L'article 18 de la loi n°2004-06 précitée est ainsi modifié :
Article 18
Pendant la phase de réalisation de l'investissement, les avantages douaniers couvrent une période de trois ans et consistent en une exonération des droits de douane à l'importation des matériels et des matériaux qui ne sont ni produits ni fabriqués au Sénégal et qui sont destinés de manière spécifique à la production ou à l'exploitation dans le cas du programme agréé.

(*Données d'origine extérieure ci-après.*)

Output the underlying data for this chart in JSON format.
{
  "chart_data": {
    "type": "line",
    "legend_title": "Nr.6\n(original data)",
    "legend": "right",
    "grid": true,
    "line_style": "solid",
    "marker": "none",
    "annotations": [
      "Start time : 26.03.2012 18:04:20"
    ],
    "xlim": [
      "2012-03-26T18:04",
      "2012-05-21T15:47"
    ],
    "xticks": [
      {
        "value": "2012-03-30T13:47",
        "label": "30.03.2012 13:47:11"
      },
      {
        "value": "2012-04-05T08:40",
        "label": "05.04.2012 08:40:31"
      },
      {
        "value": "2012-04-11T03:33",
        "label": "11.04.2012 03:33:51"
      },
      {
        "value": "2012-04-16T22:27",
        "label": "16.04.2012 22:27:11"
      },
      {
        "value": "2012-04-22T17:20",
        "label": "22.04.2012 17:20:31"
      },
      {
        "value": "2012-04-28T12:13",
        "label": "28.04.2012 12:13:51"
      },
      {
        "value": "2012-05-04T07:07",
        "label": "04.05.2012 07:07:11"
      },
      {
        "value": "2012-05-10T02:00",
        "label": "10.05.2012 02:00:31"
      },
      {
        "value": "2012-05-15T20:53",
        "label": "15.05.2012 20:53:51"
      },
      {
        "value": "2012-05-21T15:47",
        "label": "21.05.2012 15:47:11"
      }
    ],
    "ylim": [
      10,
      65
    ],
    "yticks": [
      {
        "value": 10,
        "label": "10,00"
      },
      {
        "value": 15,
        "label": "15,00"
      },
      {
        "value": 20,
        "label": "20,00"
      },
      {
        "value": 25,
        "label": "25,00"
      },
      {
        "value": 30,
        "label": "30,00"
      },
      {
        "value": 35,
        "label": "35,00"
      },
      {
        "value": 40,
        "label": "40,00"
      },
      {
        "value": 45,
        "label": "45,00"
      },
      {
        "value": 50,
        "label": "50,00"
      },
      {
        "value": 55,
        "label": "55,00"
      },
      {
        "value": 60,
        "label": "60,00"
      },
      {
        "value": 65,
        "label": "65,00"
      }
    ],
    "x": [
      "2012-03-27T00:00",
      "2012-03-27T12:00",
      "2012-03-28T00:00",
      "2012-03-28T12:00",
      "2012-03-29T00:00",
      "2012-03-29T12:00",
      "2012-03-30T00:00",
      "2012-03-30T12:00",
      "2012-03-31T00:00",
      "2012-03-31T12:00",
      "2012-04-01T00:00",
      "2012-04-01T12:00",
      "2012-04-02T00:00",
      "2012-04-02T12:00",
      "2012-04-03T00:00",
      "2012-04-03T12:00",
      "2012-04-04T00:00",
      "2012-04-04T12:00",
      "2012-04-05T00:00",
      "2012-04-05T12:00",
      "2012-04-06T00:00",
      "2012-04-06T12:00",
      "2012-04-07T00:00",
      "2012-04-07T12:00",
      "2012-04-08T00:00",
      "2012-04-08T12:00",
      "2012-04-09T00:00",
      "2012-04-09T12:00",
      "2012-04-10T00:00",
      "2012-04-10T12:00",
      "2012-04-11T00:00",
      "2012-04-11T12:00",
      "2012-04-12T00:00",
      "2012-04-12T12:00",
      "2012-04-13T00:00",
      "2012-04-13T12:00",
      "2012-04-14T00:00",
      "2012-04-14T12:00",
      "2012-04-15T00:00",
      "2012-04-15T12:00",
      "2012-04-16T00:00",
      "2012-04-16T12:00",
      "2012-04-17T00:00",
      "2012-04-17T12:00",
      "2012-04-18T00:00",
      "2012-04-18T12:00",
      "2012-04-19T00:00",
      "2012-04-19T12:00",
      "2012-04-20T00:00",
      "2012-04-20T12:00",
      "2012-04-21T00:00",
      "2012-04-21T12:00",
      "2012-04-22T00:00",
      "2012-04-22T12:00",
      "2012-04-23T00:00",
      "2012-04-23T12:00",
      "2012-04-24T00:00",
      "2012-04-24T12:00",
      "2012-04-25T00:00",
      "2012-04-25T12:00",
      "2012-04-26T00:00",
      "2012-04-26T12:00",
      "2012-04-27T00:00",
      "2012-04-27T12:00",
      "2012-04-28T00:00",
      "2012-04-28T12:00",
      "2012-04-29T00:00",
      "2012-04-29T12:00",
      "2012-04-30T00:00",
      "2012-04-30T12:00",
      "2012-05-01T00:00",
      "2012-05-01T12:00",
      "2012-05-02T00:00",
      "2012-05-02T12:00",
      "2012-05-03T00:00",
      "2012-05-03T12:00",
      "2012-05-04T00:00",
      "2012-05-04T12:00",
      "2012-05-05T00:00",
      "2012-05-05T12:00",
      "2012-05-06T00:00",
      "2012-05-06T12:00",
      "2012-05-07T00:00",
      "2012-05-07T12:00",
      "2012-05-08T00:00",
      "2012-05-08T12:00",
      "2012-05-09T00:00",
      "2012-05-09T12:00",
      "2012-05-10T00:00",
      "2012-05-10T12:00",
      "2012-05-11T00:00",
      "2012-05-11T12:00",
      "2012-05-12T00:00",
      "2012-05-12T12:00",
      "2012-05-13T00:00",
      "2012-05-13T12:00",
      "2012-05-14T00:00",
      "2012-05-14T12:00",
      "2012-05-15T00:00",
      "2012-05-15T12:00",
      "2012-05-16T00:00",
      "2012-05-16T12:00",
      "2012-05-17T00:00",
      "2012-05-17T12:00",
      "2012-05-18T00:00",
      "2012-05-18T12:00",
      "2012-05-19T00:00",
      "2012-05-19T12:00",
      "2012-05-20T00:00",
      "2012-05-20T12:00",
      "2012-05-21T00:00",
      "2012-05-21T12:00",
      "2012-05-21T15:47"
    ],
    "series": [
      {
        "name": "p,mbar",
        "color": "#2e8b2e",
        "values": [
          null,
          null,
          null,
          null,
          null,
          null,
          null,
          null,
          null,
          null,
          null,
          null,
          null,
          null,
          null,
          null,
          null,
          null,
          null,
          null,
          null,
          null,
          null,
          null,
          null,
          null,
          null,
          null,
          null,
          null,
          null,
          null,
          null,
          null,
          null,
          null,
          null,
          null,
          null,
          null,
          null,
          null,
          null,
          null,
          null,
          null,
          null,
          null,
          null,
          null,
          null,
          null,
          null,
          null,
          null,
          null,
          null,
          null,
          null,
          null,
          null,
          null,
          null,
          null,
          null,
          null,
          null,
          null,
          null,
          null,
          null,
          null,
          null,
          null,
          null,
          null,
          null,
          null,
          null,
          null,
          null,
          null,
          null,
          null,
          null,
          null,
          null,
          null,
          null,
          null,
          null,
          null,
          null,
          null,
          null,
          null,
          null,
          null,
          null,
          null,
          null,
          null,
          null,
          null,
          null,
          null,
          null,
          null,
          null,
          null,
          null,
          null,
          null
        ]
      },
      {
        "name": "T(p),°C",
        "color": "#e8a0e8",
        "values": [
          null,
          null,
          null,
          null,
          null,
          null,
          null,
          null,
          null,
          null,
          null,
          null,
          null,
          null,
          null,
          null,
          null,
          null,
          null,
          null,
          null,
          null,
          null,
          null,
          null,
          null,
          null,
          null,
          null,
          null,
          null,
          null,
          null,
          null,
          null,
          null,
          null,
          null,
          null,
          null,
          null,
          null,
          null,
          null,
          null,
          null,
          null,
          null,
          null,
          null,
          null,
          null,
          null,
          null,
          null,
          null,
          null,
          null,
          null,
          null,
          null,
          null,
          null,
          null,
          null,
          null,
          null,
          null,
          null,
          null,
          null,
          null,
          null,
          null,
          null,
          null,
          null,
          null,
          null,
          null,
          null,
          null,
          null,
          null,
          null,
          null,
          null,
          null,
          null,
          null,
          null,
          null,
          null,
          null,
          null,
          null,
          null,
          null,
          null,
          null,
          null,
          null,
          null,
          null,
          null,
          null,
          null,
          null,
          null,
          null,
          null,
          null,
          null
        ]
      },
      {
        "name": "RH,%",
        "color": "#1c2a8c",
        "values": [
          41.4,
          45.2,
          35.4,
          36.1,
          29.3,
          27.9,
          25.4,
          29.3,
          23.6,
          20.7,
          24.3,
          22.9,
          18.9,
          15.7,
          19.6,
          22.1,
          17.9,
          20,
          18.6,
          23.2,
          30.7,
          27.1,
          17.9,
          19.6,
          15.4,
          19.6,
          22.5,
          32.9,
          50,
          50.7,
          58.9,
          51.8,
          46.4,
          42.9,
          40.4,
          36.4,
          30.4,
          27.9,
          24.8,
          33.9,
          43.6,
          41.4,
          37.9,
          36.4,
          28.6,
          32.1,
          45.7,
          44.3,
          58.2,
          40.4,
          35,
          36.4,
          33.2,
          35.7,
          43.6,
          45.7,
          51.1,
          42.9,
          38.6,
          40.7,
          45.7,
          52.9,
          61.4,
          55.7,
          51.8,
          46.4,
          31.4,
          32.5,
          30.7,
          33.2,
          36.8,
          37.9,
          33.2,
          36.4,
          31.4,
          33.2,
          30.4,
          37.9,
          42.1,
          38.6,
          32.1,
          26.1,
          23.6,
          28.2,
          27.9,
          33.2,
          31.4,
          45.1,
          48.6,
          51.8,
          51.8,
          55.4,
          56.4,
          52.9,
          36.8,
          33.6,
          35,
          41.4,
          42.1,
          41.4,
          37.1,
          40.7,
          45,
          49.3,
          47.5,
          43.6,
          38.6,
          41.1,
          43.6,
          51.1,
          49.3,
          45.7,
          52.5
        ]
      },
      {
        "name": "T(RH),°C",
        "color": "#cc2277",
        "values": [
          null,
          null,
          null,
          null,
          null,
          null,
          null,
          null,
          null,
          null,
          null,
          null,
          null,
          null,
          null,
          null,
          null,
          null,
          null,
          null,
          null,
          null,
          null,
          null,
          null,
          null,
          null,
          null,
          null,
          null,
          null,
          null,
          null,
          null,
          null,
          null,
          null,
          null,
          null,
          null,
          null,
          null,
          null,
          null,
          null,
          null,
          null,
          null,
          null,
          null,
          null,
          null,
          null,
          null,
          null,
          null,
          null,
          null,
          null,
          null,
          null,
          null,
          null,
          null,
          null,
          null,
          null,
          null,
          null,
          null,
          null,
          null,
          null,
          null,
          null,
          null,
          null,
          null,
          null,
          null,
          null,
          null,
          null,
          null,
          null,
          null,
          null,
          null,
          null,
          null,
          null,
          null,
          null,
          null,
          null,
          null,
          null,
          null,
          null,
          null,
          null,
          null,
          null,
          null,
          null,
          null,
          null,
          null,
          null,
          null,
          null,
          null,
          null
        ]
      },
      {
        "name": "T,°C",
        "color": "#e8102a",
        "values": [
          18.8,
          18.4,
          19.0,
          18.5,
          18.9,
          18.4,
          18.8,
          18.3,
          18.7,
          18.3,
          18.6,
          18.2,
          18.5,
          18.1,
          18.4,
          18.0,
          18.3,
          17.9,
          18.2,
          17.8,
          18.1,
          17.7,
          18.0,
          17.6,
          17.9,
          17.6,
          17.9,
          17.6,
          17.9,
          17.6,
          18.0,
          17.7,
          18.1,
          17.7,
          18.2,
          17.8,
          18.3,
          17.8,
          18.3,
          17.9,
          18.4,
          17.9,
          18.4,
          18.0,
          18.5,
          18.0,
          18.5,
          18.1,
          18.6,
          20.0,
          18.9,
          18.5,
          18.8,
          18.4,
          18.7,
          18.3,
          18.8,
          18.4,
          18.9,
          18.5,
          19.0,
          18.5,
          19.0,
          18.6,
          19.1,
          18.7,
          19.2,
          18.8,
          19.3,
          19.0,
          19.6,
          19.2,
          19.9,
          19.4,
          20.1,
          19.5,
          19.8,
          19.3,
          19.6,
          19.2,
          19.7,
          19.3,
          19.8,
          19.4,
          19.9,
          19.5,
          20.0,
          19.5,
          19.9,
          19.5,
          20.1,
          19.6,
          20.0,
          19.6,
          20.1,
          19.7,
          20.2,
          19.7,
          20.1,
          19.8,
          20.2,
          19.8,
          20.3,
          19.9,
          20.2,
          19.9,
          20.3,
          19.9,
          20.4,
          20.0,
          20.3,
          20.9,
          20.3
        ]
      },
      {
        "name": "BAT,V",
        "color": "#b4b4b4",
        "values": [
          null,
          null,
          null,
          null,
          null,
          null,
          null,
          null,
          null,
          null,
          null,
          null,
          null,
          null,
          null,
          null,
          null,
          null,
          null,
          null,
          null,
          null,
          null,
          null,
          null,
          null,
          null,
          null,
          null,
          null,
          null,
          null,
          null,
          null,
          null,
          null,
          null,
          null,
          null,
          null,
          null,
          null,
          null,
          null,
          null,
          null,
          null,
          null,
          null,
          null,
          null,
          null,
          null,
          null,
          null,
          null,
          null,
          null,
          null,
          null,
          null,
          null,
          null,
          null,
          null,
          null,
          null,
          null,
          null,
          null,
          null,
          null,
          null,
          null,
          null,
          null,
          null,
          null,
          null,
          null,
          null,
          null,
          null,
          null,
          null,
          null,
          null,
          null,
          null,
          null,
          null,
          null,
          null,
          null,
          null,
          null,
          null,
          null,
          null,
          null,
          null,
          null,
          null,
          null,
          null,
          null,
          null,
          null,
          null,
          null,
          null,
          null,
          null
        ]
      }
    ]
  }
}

Les modalités d'exonération des pièces de rechange des véhicules de tourisme, lorsqu'ils sont spécifiques au programme agréé, et des véhicules utilitaires seront fixées par décret. ».
Article 12
L'article 4 de la loi n° 2006-39 du 21 novembre 2006 instituant le statut de pupille de la nation est abrogé.
Article 13
L'article premier de la loi n°2007-25 du 2 mai 2007 accordant des avantages dérogatoires au Code des Investissements et au Code Minier pour des investissements de plus de 250 milliards de francs CFA sont ainsi modifié :
Article premier
Pour les investissements au dessus de deux cent cinquante milliards de francs CFA, le Gouvernement peut accorder à l'investisseur, les conditions douanières dérogatoires au Code des investissements et au Code minier. »
Article 14
Les articles 24, 25 et 26 de la loi n° 2008-9 du 28 juillet 2008 relative à la promotion et au développement des petites et moyennes entreprises sont abrogés.
Article 15
L'article premier de la loi n°2008-45 du 3 septembre 2008 fixant le régime fiscal et douanier des activités effectuées dans le cadre de la Grande Offensive Agricole pour la Nourriture et l'Abondance est ainsi modifié :
Article premier
Les acquisitions de matériel agricole, semences, engrais, produits phytosanitaires, aliments de volailles et de bétail, animaux reproducteurs de race pure, œufs à couver, poussins dits d'un jour entrant directement dans un cycle de production végétale ou animale, destinées aux activités agricoles effectuées dans le cadre de la Grande Offensive Agricole pour la Nourriture et l'Abondance sont exonérées de droits de douane. »
L'article 2 de la loi précité est abrogé.
Article 16
Les articles 118 et 119 de la loi n° 2008-47 du 3 septembre 2008 portant réglementation des Systèmes financiers décentralisés au Sénégal sont abrogés.
Article 17
Les articles 25 et 26 de la loi n° 2008-59 du 24 septembre 2008 portant organisation du service public de l'eau potable et de l'assainissement collectif des eaux usées domestiques sont abrogés.
Article 18
L'article 8 de la loi n° 2010-21 du 20 décembre 2010 portant loi d'orientation sur les énergies renouvelables est ainsi modifié :
Article 8
Régime douanier
Les acquisitions de matériels et d'équipements destinés à la production, à l'exploitation et à l'autoconsommation des énergies renouvelables bénéficient de mesures incitatives en matière de fiscalité douanière.
Les acquisitions de matériels et d'équipements destinés à la recherche-développement dans le domaine des énergies renouvelables bénéficient de mesures incitatives en matière de fiscalité douanière.
Des dispositions et modalités pour les facilités incitatives seront prises à cet effet. Les acquisitions de matériels et d'équipements destinés à la production d'énergie renouvelable pour l'autoconsommation domestique bénéficient d'une exonération de droits de douane.
Article 19
Les articles 43, 44 et 45 de la Charte des petites et moyennes entreprises sont abrogés.
La présente loi sera exécutée comme loi de l'État.